Röportaj Serisi: “Kim Bu Dizi Fanları? | Bölüm 1: Hannibal TR
Türkiye’deki dizi tutkunlarının hasretini çektiği bir dizi dergisi hazırlamak için Episode Dergi olarak kolları sıvamış, önce şu an bu satırları okumakta olduğunuz web sitesiyle karşınıza çıkmıştık. Geri sayımın bitmek üzere olduğu, Episode Dergi’nin ilk sayısıyla buluşma tarihi olan 8 Aralık’a sayılı günlerin kaldığı bu süreçte, “Madem dizi dergisi yapıyoruz, öyleyse ilk adresimiz dizilerin Türkiye’deki hayranları olmalı,” diye düşünerek böyle bir röportaj serisi hazırlamaya koyulduk. Konuğumuz, Hannibal TR sayfalarının yöneticileri…

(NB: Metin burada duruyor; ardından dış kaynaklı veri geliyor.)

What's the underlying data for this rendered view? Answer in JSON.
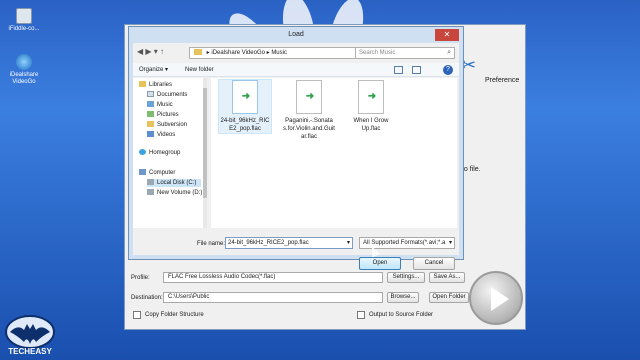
{
  "desktop": {
    "icons": [
      {
        "label": "iFiddle-co...",
        "icon": "app-icon"
      },
      {
        "label": "iDealshare VideoGo",
        "icon": "videogo-app-icon"
      }
    ],
    "watermark": "TECHEASY"
  },
  "app": {
    "preference_label": "Preference",
    "hint_text": "eo file.",
    "profile_label": "Profile:",
    "profile_value": "FLAC Free Lossless Audio Codec(*.flac)",
    "settings_button": "Settings...",
    "save_as_button": "Save As...",
    "destination_label": "Destination:",
    "destination_value": "C:\\Users\\Public",
    "browse_button": "Browse...",
    "open_folder_button": "Open Folder",
    "copy_folder_label": "Copy Folder Structure",
    "output_to_source_label": "Output to Source Folder"
  },
  "dialog": {
    "title": "Load",
    "close_glyph": "✕",
    "path": [
      "iDealshare VideoGo",
      "Music"
    ],
    "search_placeholder": "Search Music",
    "toolbar": {
      "organize": "Organize ▾",
      "new_folder": "New folder"
    },
    "tree": [
      {
        "label": "Libraries",
        "icon": "libraries-icon",
        "level": 0
      },
      {
        "label": "Documents",
        "icon": "documents-icon",
        "level": 1
      },
      {
        "label": "Music",
        "icon": "music-icon",
        "level": 1
      },
      {
        "label": "Pictures",
        "icon": "pictures-icon",
        "level": 1
      },
      {
        "label": "Subversion",
        "icon": "subversion-icon",
        "level": 1
      },
      {
        "label": "Videos",
        "icon": "videos-icon",
        "level": 1
      },
      {
        "label": "Homegroup",
        "icon": "homegroup-icon",
        "level": 0
      },
      {
        "label": "Computer",
        "icon": "computer-icon",
        "level": 0
      },
      {
        "label": "Local Disk (C:)",
        "icon": "local-disk-icon",
        "level": 1
      },
      {
        "label": "New Volume (D:)",
        "icon": "drive-icon",
        "level": 1
      }
    ],
    "files": [
      {
        "name": "24-bit_96kHz_RICE2_pop.flac"
      },
      {
        "name": "Paganini.-.Sonatas.for.Violin.and.Guitar.flac"
      },
      {
        "name": "When I Grow Up.flac"
      }
    ],
    "file_name_label": "File name:",
    "file_name_value": "24-bit_96kHz_RICE2_pop.flac",
    "filter_value": "All Supported Formats(*.avi;*.a",
    "open_button": "Open",
    "cancel_button": "Cancel"
  }
}
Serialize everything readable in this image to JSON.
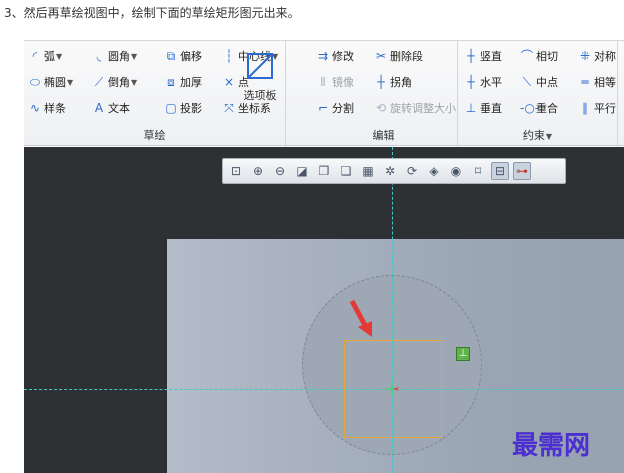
{
  "caption": "3、然后再草绘视图中，绘制下面的草绘矩形图元出来。",
  "ribbon": {
    "sketch_group": {
      "label": "草绘",
      "rows": [
        [
          {
            "label": "弧",
            "icon": "arc-icon",
            "dropdown": true
          },
          {
            "label": "圆角",
            "icon": "fillet-icon",
            "dropdown": true
          },
          {
            "label": "偏移",
            "icon": "offset-icon"
          },
          {
            "label": "中心线",
            "icon": "centerline-icon",
            "dropdown": true
          }
        ],
        [
          {
            "label": "椭圆",
            "icon": "ellipse-icon",
            "dropdown": true
          },
          {
            "label": "倒角",
            "icon": "chamfer-icon",
            "dropdown": true
          },
          {
            "label": "加厚",
            "icon": "thicken-icon"
          },
          {
            "label": "点",
            "icon": "point-icon"
          }
        ],
        [
          {
            "label": "样条",
            "icon": "spline-icon"
          },
          {
            "label": "文本",
            "icon": "text-icon"
          },
          {
            "label": "投影",
            "icon": "project-icon"
          },
          {
            "label": "坐标系",
            "icon": "coordinate-system-icon"
          }
        ]
      ],
      "palette_label": "选项板"
    },
    "edit_group": {
      "label": "编辑",
      "rows": [
        [
          {
            "label": "修改",
            "icon": "modify-icon"
          },
          {
            "label": "删除段",
            "icon": "delete-segment-icon"
          }
        ],
        [
          {
            "label": "镜像",
            "icon": "mirror-icon",
            "disabled": true
          },
          {
            "label": "拐角",
            "icon": "corner-icon"
          }
        ],
        [
          {
            "label": "分割",
            "icon": "divide-icon"
          },
          {
            "label": "旋转调整大小",
            "icon": "rotate-resize-icon",
            "disabled": true
          }
        ]
      ]
    },
    "constrain_group": {
      "label": "约束",
      "rows": [
        [
          {
            "label": "竖直",
            "icon": "vertical-icon"
          },
          {
            "label": "相切",
            "icon": "tangent-icon"
          },
          {
            "label": "对称",
            "icon": "symmetric-icon"
          }
        ],
        [
          {
            "label": "水平",
            "icon": "horizontal-icon"
          },
          {
            "label": "中点",
            "icon": "midpoint-icon"
          },
          {
            "label": "相等",
            "icon": "equal-icon"
          }
        ],
        [
          {
            "label": "垂直",
            "icon": "perpendicular-icon"
          },
          {
            "label": "重合",
            "icon": "coincident-icon"
          },
          {
            "label": "平行",
            "icon": "parallel-icon"
          }
        ]
      ]
    }
  },
  "view_toolbar": [
    "refit-icon",
    "zoom-in-icon",
    "zoom-out-icon",
    "repaint-icon",
    "display-style-icon",
    "saved-views-icon",
    "view-manager-icon",
    "datum-display-icon",
    "spin-center-icon",
    "annotation-display-icon",
    "sketch-view-icon",
    "sketcher-display-icon",
    "constraint-display-icon",
    "vertex-display-icon"
  ],
  "constraint_badge": "⊥",
  "watermark": "最需网",
  "colors": {
    "sketch_rect": "#e7a63a",
    "centerline": "#43c7c9",
    "arrow": "#e53935",
    "watermark": "#4b2fd0"
  }
}
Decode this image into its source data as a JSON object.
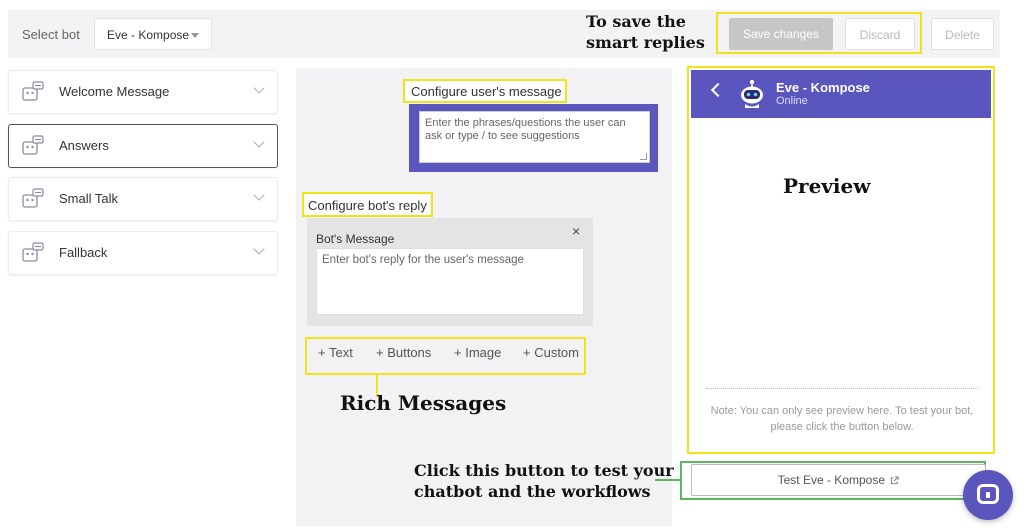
{
  "header": {
    "select_label": "Select bot",
    "bot_selected": "Eve - Kompose",
    "save_label": "Save changes",
    "discard_label": "Discard",
    "delete_label": "Delete"
  },
  "annotations": {
    "save_note": "To save the smart replies",
    "rich_note": "Rich Messages",
    "preview_note": "Preview",
    "test_note": "Click this button to test your chatbot and the workflows"
  },
  "sidebar": {
    "items": [
      {
        "label": "Welcome Message"
      },
      {
        "label": "Answers"
      },
      {
        "label": "Small Talk"
      },
      {
        "label": "Fallback"
      }
    ]
  },
  "editor": {
    "user_message_label": "Configure user's message",
    "user_message_placeholder": "Enter the phrases/questions the user can ask or type / to see suggestions",
    "bot_reply_label": "Configure bot's reply",
    "bot_message_title": "Bot's Message",
    "bot_message_placeholder": "Enter bot's reply for the user's message",
    "close_symbol": "×",
    "rich_options": [
      "+ Text",
      "+ Buttons",
      "+ Image",
      "+ Custom"
    ]
  },
  "preview": {
    "bot_name": "Eve - Kompose",
    "status": "Online",
    "note": "Note: You can only see preview here. To test your bot, please click the button below.",
    "test_button": "Test Eve - Kompose"
  },
  "colors": {
    "accent": "#5b55be",
    "highlight_yellow": "#f2e21c",
    "highlight_green": "#5cb85c"
  }
}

Dünyada popüler olmuş, devam eden veya bitse de klasikler arasında yerini alan dizilerin Türkiye’deki popüler fan sayfalarıyla iletişime geçip, bazı genel geçer soruların yanı sıra fanları oldukları dizilere özel sorular da yöneltip onları yakından tanımak istedik. Bu serinin ilk bölümünü de Episode Dergi’yi lanse ettiğimiz ilk günden beri iletişimde olduğumuz Hannibal TR sayfasına ayırdık.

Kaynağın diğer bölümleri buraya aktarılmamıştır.